Kyiv police have identified a 28-year-old man suspected of collaborating with major Russian ransomware groups to develop undetectable malware. The individual, hailing from Kharkiv, allegedly worked with Conti and LockBit, providing cryptor technology to conceal ransomware payloads from anti-malware tools. This technology was reportedly deployed to infect the computer networks of a Dutch multinational company in late 2021, leading to ransom demands by the Conti group.
Following a request from Dutch law enforcement, Ukrainian officers conducted searches in Kharkiv and Kyiv, seizing computer equipment, mobile phones, and handwritten notes.
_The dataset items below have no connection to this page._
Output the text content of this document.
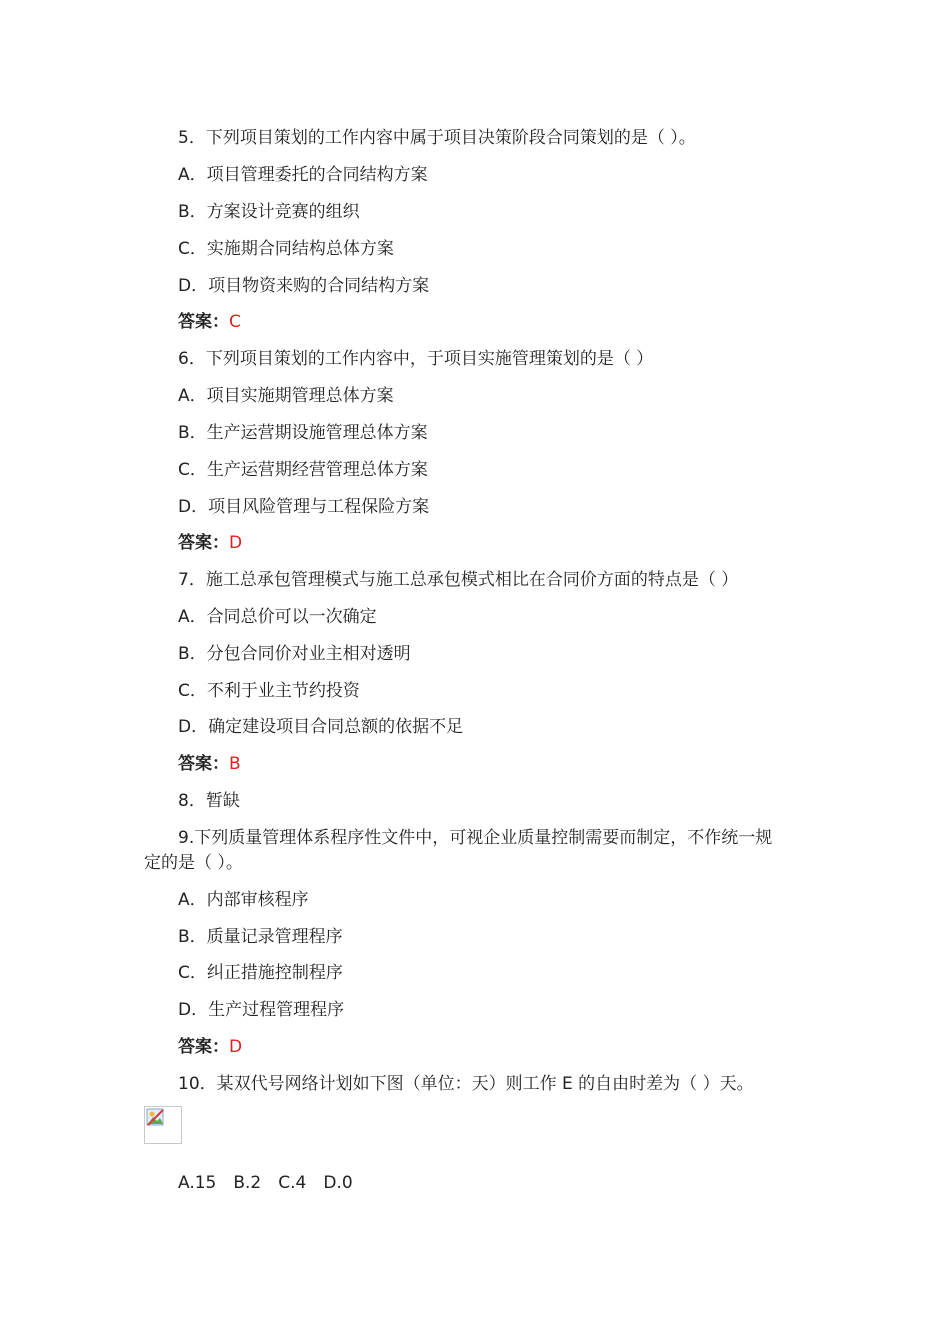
5．下列项目策划的工作内容中属于项目决策阶段合同策划的是（ ）。
A．项目管理委托的合同结构方案
B．方案设计竞赛的组织
C．实施期合同结构总体方案
D．项目物资来购的合同结构方案
答案：C
6．下列项目策划的工作内容中，于项目实施管理策划的是（ ）
A．项目实施期管理总体方案
B．生产运营期设施管理总体方案
C．生产运营期经营管理总体方案
D．项目风险管理与工程保险方案
答案：D
7．施工总承包管理模式与施工总承包模式相比在合同价方面的特点是（ ）
A．合同总价可以一次确定
B．分包合同价对业主相对透明
C．不利于业主节约投资
D．确定建设项目合同总额的依据不足
答案：B
8．暂缺
9.下列质量管理体系程序性文件中，可视企业质量控制需要而制定，不作统一规
定的是（ ）。
A．内部审核程序
B．质量记录管理程序
C．纠正措施控制程序
D．生产过程管理程序
答案：D
10．某双代号网络计划如下图（单位：天）则工作 E 的自由时差为（ ）天。
A.15　B.2　C.4　D.0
While it remains uncertain if the suspect has been apprehended, Dutch police, in a separate release, indicated that the individual was arrested on April 18 at their request. The investigation, part of Operation Endgame led by Europol, aims to disrupt criminal networks associated with prominent malware families.
The involvement of the 28-year-old with LockBit was not explicitly detailed, although the group was targeted in a significant law enforcement operation earlier in the year. The Dutch police noted that the suspect’s actions extended beyond providing cryptor capabilities, as he allegedly infected the computer networks of a Dutch company with Conti’s malware in 2021, leading to data encryption and ransom demands. This development underscores ongoing efforts by international law enforcement to combat cybercrime and dismantle ransomware operations.